Just a thought, many off-the-grid homes use two inverters. One modified sine wave inverter as the work horse to run most of their devices. Most savvy home owners pick a stepped sine wave inverter without even knowing it, just based on the reviews for reliability and quality of life. Then they run a separate circuit with their pure sine wave inverter for audio and medical equipment.
Choosing The Best Inverter: The Best Features
Better inverters also have a multistage fan so they are quiet when the load is low, but can dissipate the extra heat that comes with higher loads. Perhaps the best reason for buying a larger inverter is to avoid having a large amount of heat generated on a hot summer day. Because modified sine wave inverters (Square) are less efficient than pure sine wave inverters, they generate far more heat. And if one depends on your power inverter to heat your van in the winter, there is something wrong with your tactics.

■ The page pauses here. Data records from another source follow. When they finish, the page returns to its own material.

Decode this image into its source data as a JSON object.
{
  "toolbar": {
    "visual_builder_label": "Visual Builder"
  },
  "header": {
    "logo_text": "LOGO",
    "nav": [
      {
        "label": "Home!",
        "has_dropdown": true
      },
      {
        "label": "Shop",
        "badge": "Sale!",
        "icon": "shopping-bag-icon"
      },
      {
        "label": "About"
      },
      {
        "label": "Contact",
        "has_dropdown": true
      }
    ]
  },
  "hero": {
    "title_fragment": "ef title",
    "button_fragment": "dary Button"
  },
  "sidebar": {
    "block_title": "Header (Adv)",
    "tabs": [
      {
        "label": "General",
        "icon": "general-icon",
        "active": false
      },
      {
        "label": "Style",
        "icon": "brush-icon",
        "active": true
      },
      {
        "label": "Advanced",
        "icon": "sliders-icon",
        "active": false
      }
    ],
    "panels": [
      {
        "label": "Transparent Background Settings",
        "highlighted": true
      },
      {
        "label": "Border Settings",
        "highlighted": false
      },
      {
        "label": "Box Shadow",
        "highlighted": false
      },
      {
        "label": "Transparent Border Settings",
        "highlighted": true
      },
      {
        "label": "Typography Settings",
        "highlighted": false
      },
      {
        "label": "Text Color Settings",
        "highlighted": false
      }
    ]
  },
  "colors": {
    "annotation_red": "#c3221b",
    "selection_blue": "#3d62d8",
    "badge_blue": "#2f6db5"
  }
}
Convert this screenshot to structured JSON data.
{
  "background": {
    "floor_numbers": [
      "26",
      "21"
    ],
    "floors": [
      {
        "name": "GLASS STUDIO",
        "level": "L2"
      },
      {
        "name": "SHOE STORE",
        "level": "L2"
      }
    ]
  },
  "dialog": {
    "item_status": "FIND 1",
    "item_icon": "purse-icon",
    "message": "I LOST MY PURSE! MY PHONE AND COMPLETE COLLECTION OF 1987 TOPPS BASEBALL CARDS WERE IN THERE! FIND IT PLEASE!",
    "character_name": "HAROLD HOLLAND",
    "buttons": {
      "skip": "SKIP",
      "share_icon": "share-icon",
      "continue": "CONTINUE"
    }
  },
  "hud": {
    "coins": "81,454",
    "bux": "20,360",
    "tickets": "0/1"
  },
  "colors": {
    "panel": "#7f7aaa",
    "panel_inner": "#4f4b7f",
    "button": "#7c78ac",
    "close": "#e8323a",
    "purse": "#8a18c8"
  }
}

Inverters vary a lot in noise levels while operating at different power levels. Especially if you are going to run a device or two while you are sleeping, the noise level can be a big deal. Also remember that a modified sine wave inverter (Square) is very likely to cause a noise through a stereo that can vary from a whine to a scream. That can make it hard to fall asleep to your favorite tunes.
GFI outlets are a good idea if you camp in the rain. Really, GFI outlets are a good idea anytime power is being used outdoors. Ground is ground, and if you are standing on it, you are connected to it. A shorted device is going to hurt, and maybe worse. They put GFI outlets in a bathroom for a really good reason. If you are dry, you generally have an iffy connection to ground, and a 110 VAC shock is going to hurt and surprise you badly. If you are wet, you are well connected to ground, and a 110 VAC shock might be fatal.
USB ports may be important depending on the User. More and more, USB has become the standard for powering and charging most small devices. It is way more power efficient to have the inverter provide USB power than to convert battery 12 VDC to household 110 VAC, then go back to USB 5 VDC with a charger in the AC outlet. Remember, conserving battery power is paramount. Why waste it with another conversion?
Check on the overload protections and alarms. Many inverters have an audible alarm for overload, which is safer than just depending on looking at some LED panel. Better to have a unit that notifies you before it cuts the power or starts smoking. Inverters use power anytime they are turned on, even when nothing is plugged in. Remember to shut it off when it’s not in use.
Many inverters come with just alligator clips on the 12 volt cables. Given that the Vanagon battery box crowds the positive terminal, this may not be safe, especially if one is connected while sleeping or traveling. The alligator clips should be changed to eyelet connectors using a professional grade wire crimper tool. The wires then need to be permanently connected to the battery terminals. Always reinstall the red plastic shield over the battery positive terminal.
Pure sine wave inverters have come down in price since last century relative to their equivalent wattage modified sine wave inverter prices. Modified sine wave inverters are often reviewed as unreliable, among other complaints about heat and noise. Some of these experiences may have been at least in part due to the types and power requirements of the devices the client may have been using, and whether the inverter had a square or stepped sine wave. Certainly pure sine wave inverters have a better overall reputation for quality and reliability. And a modified sine wave inverter (Stepped) is the next best thing. It would seem that a cheap modified sine wave inverter (Square) is like having a car with square tires.